As primeiras reações não tardaram a ocorrer, e vieram de dentro da Prefeitura Municipal de São João da Barra. Mas ao contrário do que mandava o senso comum, a reação não foi a de oferecer compromisso para avaliar a gravidade das denúncias. Aliás, muito pelo contrário. O que se viu foram manifestações lançando dúvidas não apenas sobre a validade científica dos dados, mas também sobre as intenções dos pesquisadores que realizaram os estudos. De parte do Grupo EBX, as poucas manifestações feitas foram no sentido de negar a existência do fenômeno, e também de colocar em dúvida a qualidade científica dos dados. Já de parte do sempre serelepe secretário estadual de Meio Ambiente, Carlos Minc, que adora os holofotes, o que se viu foi um explicável silêncio.

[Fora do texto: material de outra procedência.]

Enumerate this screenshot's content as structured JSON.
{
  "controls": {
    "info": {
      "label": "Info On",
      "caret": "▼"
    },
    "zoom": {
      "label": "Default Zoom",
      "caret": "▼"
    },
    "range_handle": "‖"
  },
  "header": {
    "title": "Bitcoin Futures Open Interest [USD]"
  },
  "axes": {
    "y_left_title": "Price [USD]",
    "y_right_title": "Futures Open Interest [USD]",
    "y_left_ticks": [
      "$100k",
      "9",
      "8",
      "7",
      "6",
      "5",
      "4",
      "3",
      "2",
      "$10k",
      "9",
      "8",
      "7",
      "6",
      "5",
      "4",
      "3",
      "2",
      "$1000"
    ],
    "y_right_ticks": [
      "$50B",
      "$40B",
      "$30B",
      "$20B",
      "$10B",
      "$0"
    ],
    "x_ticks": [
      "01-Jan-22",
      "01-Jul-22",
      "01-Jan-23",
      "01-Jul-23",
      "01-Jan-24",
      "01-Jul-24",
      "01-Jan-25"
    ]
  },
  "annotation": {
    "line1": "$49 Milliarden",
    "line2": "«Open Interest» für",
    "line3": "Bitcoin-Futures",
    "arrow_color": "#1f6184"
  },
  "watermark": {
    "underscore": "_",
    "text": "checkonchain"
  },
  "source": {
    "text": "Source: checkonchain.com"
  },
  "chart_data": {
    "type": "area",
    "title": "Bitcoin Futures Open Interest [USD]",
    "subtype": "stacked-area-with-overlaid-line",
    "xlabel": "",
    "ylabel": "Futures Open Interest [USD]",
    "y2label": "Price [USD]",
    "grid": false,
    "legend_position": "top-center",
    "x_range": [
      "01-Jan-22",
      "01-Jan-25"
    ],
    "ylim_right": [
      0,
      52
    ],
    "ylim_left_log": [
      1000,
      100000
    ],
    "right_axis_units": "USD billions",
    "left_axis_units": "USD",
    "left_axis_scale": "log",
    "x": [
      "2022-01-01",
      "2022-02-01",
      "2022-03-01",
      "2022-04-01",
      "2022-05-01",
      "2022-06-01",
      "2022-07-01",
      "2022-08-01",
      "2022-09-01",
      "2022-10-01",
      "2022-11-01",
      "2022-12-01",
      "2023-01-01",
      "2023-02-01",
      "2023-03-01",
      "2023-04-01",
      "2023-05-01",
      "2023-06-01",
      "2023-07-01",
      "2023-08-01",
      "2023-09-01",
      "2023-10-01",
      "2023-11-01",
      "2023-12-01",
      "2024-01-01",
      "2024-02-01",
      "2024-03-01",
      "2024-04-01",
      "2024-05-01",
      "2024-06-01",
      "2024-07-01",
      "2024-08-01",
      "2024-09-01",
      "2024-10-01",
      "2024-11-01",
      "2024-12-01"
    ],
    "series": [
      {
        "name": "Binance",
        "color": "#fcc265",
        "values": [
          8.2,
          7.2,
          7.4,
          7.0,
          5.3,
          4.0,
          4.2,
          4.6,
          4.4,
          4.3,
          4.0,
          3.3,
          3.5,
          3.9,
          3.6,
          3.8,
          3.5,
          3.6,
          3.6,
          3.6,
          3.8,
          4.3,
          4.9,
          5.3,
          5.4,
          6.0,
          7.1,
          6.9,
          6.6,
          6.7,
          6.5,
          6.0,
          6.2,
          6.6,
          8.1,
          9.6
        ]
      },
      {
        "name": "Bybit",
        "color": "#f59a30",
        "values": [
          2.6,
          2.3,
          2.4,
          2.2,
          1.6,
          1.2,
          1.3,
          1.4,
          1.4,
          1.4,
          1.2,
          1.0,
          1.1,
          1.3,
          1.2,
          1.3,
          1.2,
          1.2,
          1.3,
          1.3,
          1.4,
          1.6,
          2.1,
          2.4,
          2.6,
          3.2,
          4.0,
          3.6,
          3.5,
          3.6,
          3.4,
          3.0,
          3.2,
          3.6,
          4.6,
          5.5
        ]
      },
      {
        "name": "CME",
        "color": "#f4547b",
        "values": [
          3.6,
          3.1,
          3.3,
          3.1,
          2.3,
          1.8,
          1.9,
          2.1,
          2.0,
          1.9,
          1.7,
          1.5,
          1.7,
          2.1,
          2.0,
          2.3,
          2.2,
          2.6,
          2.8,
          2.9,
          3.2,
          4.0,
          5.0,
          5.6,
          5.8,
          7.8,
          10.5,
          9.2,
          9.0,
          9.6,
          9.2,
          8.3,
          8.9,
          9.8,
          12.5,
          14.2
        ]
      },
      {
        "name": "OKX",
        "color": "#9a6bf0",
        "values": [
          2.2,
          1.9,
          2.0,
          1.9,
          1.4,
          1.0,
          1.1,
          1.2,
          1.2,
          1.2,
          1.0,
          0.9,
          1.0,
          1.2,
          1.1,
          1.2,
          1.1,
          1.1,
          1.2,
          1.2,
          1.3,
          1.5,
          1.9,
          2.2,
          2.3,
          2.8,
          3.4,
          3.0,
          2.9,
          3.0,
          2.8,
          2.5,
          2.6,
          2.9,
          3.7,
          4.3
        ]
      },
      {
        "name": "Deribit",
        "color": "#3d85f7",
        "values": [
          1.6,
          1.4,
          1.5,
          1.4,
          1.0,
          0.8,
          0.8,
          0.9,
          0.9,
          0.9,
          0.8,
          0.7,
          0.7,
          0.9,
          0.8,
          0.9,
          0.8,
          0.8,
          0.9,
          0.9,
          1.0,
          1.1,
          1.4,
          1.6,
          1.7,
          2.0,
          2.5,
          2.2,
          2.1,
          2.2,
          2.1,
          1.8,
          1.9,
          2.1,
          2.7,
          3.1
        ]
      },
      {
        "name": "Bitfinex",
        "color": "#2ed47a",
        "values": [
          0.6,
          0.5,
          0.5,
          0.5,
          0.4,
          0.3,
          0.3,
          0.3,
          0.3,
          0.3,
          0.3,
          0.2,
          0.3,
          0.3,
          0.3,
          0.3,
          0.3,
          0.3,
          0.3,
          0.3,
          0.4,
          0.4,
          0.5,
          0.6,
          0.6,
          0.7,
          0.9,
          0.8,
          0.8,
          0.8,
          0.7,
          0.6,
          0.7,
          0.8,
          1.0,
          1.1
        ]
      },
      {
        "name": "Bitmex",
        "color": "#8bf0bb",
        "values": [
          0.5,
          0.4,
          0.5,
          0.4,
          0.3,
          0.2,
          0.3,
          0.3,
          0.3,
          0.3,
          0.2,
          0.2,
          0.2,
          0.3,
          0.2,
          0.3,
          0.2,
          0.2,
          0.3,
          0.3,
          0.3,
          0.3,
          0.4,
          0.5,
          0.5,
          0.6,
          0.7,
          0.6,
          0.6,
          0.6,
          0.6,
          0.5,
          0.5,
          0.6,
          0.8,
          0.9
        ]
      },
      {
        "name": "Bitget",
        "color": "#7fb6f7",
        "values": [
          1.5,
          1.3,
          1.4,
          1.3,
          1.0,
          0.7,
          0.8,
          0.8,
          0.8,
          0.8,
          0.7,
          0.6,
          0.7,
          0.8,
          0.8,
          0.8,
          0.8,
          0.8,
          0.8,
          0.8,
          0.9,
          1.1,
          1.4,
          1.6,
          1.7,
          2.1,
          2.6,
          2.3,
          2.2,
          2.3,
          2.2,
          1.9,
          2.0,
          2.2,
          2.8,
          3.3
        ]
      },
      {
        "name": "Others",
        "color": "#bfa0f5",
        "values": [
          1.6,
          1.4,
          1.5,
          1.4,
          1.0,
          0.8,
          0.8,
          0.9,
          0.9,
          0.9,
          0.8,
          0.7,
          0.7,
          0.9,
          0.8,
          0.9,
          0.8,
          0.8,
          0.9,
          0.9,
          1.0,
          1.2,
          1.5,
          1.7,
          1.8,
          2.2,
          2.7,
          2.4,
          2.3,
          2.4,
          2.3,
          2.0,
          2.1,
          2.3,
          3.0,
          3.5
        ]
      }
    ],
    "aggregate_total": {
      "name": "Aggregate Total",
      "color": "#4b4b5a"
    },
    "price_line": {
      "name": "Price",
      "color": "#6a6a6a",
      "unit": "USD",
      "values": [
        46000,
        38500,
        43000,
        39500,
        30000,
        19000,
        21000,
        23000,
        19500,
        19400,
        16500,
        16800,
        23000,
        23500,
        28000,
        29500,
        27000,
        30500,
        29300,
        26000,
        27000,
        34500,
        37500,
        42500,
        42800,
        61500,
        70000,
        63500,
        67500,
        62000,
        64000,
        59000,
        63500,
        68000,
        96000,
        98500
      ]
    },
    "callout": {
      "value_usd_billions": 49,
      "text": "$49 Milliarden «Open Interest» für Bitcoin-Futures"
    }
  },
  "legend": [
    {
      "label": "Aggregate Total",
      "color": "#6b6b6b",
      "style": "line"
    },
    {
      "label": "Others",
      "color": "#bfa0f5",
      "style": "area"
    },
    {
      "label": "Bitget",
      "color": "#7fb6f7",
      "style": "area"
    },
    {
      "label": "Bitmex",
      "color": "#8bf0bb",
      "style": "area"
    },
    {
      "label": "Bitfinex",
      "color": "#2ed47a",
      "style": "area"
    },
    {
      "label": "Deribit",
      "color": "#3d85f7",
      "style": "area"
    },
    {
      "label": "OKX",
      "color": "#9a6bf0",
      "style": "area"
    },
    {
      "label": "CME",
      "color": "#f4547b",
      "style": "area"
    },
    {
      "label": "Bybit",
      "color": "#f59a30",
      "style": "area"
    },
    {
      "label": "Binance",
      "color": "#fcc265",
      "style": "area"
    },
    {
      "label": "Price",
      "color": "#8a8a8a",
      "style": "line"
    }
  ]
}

Com o avançar das águas e da acumulação do sal, uma matéria bastante completa publicada pela Folha de São Paulo apareceu como um rastilho de sal, e finalmente colocou este grave fenômeno na pauta da imprensa nacional e internacional. Isto serviu para que tanto o governo do Rio de Janeiro como o Grupo EBX mostrassem uma aparente preocupação com algo que se tornou impossível de negar. Mas aí é que começam problemas ainda mais graves, visto que, na prática, a posição é de não fazer nada que coloque em xeque os interesses econômicos de Eike Batista e seus sócios estrangeiros, mesmo que isto venha a causar uma hecatombe ambiental com custos sociais imprevisíveis. Afinal, como já foi dito e repetido, o processo que está em curso no V Distrito é de gravidade extrema, pois, passados mais de 2.000 anos desde que os romanos puniam os seus inimigos com a salinização das terras, não há ainda tecnologia capaz de reverter este processo.
O pior de tudo é que existem ainda alguns incautos ou mal intencionados que querem abrigar tal disparate sob o manto do desenvolvimento econômico. Eu já li até gente pregando o velho adágio de que não se faz omelete sem quebrar os ovos. Ora, quem diz isto não entende, ou finge não entender, que com sal, e mesmo com a natureza, não se brinca. E tampouco se pode ignorar tudo o que já se acumulou em termos de conhecimento sobre a imposição de formas de desenvolvimento que desrespeitam a sustentabilidade ecológica e os direitos das comunidades que são impactadas por determinados tipos de megaempreendimento, como no caso deste que está sendo imposto de forma neocolonial em São João da Barra. A questão é que a concentração dos prejuízos sociais e ambientais sobre quem não cria o problema acaba cedo ou tarde ocasionando custos sociais que vão muito além do horizonte imediato. E se o pior acontecer, que ninguém venha dizer que foi em nome de desenvolvimento. Afinal, os alarmes já foram mais do que soados.